Elle avait en tout cas un air peu enthousiaste, mais peut-être que je me faisais des films.

3

Je vis Hiyori retourner à la bibliothèque et me dirigeai vers l’entrée pour quitter le bâtiment scolaire. Sûrement parce que c’était l’heure du déjeuner, je vis quelques membres de clubs dans les environs. En arrivant à l’entrée, je vis deux camarades absorbés dans leur discussion.

—  Hé, Ayanokôji ! Qu’est-ce que tu fais ici ?

Celui qui me remarqua en premier fut Sudou, en tenue de basket. À côté se trouvait Yôsuke, en train d’enfiler les manches de son maillot de foot.

Hirata — Bonne année. Je suis tombé sur Sudou-kun par hasard. Du coup on a fini par déjeuner ensemble.

Moi — Vous faites un duo qui sort bien de l’ordinaire.

Sudou — Ah ouais ?  Mais on se voit souvent ces derniers temps.

Hirata — Oui.

Maintenant, ils étaient devenus proches au point de manger ensemble. La maturité de Sudou y était sûrement pour quelque chose.

Hirata — Mais on peut manger sans Onodera-san ?

Sudou — Elle est enrhumée depuis hier. C’est repos pour elle.

Il y avait également Onodera dans leur routine. Des liens formés grâce à leurs activités de clubs.

Hirata — Ayanokôji-kun, tu revenais de la bibliothèque ?

Il regarda les livres que j’avais en main. Après avoir confirmé la chose, nous marchâmes naturellement vers la supérette, guidés par Sudou.

Moi — On dirait que la cafèt’ est fermée pendant les vacances.

Hirata — Oui. On a l’habitude d’apporter à manger de chez nous ou depuis la supérette avant de revenir dans l’enceinte de l’école.

Manger sur un banc dehors en automne n’était pas agréable, mais la cafétéria restait ouverte pour les élèves afin qu’ils puissent au moins s’y poser.

Sudou — D’ailleurs, ça neige par intermittence.

Hirata — C’est gênant. La météo est instable depuis deux semaines.

Sudou — J’espère que ça va bientôt se calmer. Le froid glace les os.

Même si je n’avais pas de club, on discutait tout de même du sujet. De toute manière je connaissais un peu le concept, mais c’était agréable de les écouter.  

Hirata — Au fait, tout va bien avec Karuizawa-san ? Ça a l’air tendu.
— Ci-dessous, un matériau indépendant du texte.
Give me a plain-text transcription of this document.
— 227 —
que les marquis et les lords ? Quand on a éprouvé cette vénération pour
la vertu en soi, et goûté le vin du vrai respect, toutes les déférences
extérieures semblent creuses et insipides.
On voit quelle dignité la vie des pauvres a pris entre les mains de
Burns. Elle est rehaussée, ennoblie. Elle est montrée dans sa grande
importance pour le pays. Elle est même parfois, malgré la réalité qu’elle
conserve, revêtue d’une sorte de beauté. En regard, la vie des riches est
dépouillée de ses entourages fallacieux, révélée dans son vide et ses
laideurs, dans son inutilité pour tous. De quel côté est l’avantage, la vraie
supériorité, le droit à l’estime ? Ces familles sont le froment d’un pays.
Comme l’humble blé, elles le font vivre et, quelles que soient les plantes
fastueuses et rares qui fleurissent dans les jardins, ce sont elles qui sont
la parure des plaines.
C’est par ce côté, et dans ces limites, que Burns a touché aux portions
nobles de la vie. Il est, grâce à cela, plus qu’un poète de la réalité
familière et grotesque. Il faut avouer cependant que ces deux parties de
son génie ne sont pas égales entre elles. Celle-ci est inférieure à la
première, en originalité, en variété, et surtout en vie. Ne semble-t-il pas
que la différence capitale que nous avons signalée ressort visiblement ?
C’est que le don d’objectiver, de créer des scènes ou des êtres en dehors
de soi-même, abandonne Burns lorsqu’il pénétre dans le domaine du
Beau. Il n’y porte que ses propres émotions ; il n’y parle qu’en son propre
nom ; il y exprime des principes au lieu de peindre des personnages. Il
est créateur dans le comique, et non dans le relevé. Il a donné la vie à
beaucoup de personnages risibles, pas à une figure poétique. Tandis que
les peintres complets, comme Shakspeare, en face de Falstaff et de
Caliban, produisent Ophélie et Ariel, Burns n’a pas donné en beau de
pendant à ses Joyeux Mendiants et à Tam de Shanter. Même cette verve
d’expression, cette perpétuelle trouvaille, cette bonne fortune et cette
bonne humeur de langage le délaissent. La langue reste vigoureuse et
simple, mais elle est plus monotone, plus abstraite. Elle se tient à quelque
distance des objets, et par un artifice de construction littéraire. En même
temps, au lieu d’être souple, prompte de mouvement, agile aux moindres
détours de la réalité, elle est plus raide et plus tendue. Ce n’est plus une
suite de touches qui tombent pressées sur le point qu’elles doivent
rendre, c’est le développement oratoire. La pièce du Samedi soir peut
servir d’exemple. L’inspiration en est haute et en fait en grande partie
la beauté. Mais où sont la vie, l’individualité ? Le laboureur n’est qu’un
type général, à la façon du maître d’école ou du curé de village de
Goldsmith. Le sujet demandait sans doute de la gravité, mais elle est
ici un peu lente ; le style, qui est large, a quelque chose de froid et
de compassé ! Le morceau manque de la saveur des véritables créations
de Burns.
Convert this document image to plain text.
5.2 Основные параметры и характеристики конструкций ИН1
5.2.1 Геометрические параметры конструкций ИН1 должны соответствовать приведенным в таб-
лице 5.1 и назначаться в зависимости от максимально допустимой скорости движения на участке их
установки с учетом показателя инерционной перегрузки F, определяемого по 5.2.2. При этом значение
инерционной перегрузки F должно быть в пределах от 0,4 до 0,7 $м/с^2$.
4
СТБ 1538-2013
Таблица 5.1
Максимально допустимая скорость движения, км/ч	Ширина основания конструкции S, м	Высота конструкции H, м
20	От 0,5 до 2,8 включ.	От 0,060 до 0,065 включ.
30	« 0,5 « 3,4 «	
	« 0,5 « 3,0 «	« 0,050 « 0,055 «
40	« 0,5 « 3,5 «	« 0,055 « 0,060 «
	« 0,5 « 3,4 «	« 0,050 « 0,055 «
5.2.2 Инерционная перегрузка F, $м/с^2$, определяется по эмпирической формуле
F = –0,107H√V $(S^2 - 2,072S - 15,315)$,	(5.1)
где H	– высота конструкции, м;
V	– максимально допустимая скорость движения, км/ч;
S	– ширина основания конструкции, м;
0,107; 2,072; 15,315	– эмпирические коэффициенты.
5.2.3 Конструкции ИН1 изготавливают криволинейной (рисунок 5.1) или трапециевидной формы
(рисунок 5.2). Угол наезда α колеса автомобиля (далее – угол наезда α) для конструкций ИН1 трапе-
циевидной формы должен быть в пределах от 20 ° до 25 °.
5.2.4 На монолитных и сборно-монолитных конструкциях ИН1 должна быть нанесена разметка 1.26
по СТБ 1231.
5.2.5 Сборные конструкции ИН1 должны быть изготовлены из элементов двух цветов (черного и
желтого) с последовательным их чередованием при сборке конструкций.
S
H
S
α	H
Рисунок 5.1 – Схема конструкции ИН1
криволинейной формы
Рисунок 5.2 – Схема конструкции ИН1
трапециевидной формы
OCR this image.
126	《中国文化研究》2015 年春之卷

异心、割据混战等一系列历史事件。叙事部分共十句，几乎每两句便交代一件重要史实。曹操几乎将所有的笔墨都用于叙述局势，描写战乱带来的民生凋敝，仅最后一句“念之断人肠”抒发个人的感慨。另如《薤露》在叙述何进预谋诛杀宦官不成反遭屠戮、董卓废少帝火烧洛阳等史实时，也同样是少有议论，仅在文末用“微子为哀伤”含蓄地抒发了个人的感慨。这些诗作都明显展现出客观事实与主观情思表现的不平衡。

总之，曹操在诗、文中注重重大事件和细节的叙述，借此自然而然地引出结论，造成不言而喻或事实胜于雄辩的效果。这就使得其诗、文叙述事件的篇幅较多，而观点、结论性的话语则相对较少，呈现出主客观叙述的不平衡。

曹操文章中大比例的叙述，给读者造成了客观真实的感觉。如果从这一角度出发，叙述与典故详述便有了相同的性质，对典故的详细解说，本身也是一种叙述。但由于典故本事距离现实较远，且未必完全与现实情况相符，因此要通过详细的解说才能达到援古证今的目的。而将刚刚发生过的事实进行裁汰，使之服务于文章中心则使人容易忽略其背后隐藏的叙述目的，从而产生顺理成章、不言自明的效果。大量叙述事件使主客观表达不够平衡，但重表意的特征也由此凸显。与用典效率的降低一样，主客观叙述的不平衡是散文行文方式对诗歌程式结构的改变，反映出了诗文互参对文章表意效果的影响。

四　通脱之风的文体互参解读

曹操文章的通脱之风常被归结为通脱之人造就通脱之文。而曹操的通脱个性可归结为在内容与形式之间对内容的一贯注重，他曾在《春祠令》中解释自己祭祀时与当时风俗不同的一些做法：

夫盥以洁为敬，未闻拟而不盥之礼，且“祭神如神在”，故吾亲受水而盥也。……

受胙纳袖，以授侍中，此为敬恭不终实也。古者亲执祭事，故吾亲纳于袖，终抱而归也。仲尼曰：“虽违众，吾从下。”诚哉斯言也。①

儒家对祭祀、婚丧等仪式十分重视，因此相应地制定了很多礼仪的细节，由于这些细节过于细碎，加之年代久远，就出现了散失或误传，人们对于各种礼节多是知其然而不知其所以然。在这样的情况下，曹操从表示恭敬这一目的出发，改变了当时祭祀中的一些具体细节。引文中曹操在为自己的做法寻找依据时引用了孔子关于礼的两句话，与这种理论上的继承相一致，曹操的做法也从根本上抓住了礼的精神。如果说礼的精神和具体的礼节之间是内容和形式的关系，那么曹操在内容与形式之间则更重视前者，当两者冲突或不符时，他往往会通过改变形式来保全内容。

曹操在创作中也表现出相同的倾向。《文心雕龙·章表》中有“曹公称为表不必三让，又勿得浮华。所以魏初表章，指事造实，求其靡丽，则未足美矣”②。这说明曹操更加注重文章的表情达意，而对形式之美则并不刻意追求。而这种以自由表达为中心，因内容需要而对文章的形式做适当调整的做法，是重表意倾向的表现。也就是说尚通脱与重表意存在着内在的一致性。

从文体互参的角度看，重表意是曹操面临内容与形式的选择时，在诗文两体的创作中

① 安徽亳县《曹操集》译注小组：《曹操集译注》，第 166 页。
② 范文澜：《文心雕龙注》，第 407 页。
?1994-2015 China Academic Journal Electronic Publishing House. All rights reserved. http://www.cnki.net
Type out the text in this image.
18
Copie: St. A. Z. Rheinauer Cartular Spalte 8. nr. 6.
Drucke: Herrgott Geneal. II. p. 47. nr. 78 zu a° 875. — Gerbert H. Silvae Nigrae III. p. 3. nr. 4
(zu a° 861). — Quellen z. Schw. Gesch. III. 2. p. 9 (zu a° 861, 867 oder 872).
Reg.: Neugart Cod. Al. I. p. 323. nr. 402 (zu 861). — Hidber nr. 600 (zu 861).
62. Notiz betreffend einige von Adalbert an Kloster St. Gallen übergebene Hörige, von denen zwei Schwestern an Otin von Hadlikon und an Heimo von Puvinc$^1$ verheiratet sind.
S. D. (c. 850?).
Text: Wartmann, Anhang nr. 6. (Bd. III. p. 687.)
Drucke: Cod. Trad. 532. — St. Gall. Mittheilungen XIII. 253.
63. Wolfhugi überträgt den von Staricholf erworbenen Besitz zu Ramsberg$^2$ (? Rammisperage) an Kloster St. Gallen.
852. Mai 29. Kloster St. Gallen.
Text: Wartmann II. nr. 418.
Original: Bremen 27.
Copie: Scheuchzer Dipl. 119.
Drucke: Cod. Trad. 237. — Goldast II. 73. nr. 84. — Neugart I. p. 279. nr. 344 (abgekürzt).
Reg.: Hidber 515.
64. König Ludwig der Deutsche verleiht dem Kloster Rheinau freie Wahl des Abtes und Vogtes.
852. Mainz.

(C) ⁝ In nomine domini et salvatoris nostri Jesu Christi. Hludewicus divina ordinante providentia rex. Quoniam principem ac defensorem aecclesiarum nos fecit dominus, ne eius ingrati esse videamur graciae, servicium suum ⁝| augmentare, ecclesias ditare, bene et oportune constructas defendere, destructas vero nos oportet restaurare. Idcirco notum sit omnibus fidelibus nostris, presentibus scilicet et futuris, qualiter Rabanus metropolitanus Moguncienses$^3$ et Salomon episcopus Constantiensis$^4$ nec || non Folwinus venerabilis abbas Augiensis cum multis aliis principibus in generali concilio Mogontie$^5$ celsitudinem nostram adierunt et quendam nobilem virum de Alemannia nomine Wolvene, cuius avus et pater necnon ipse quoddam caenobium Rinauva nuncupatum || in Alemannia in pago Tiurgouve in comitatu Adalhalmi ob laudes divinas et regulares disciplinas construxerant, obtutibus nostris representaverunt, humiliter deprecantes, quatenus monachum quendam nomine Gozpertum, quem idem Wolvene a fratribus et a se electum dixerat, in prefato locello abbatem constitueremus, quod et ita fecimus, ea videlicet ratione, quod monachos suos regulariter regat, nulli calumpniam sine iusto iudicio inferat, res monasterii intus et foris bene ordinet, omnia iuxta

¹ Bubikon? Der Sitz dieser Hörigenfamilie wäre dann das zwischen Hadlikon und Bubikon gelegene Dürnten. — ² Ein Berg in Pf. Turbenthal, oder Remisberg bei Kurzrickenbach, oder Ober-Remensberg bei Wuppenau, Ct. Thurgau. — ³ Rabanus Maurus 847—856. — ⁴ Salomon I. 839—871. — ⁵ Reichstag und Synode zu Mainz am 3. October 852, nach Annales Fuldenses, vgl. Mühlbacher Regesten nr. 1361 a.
Moi — Wow. Tu étais donc au courant.

Hirata — J’ai senti que quelque chose n’allait pas chez elle avant les vacances. Suffit juste d’observer la classe et les interactions.

Sudou — Comment ça tendu ? Ils ont cassé ?

Il y alla frontalement, faisant rire Yôsuke qui réfuta rapidement.

Hirata — Non. C’est juste que la situation est électrique.

Même les infos de Yôsuke allaient jusqu’à la période de Noël.

Moi — Tout est rentré dans l’ordre à la fin de l’année.

Hirata — Oh, c’est bon à savoir.

Sudou — Ouais, vous avez pas cassé, du coup ?

Sudou semblait déçu. Il croisa les mains derrière la tête.

Hirata — Tu veux qu’ils cassent ?

Sudou — Je blague, désolé. C’est juste de la jalousie quoi.

Il nia la chose et s’excusa. Le printemps de la jeunesse n’était pas encore arrivé pour Sudou, mais des signes montraient qu’il n’en était pas loin.

Moi — Ça avance avec Onodera ?

Sudou — Hé, dis pas ça. Hirata va se faire des films.

Sudou paniqua, mais Yôsuke se contenta de l’observer chaleureusement.

Moi —Yôsuke n’est pas dupe.

Sudou — Sérieux ?

Il pensait que Yôsuke n’avait rien remarqué.

Hirata — Je sais qu’Onodera-san te regarde pas mal de fois.

Il faut dire que dans la classe, c’était le plus observateur. Le fait qu’il ait des doutes n’était pas une surprise, mais il n’était pas du genre à révéler les choses.

Moi — Alors, y’a eu du progrès ?

Sudou — Eh bien… On est que des amis pour le moment.

Dit-il en se pinçant les lèvres, réticent à profiter des sentiments d’Onodera à son égard. Ou peut-être que c’était encore un peu tôt pour lui, me demandant s’il ressentait toujours quelque chose pour Horikita. Si c’était le cas, ça n’avait pas l’air non plus de totalement de le bloquer.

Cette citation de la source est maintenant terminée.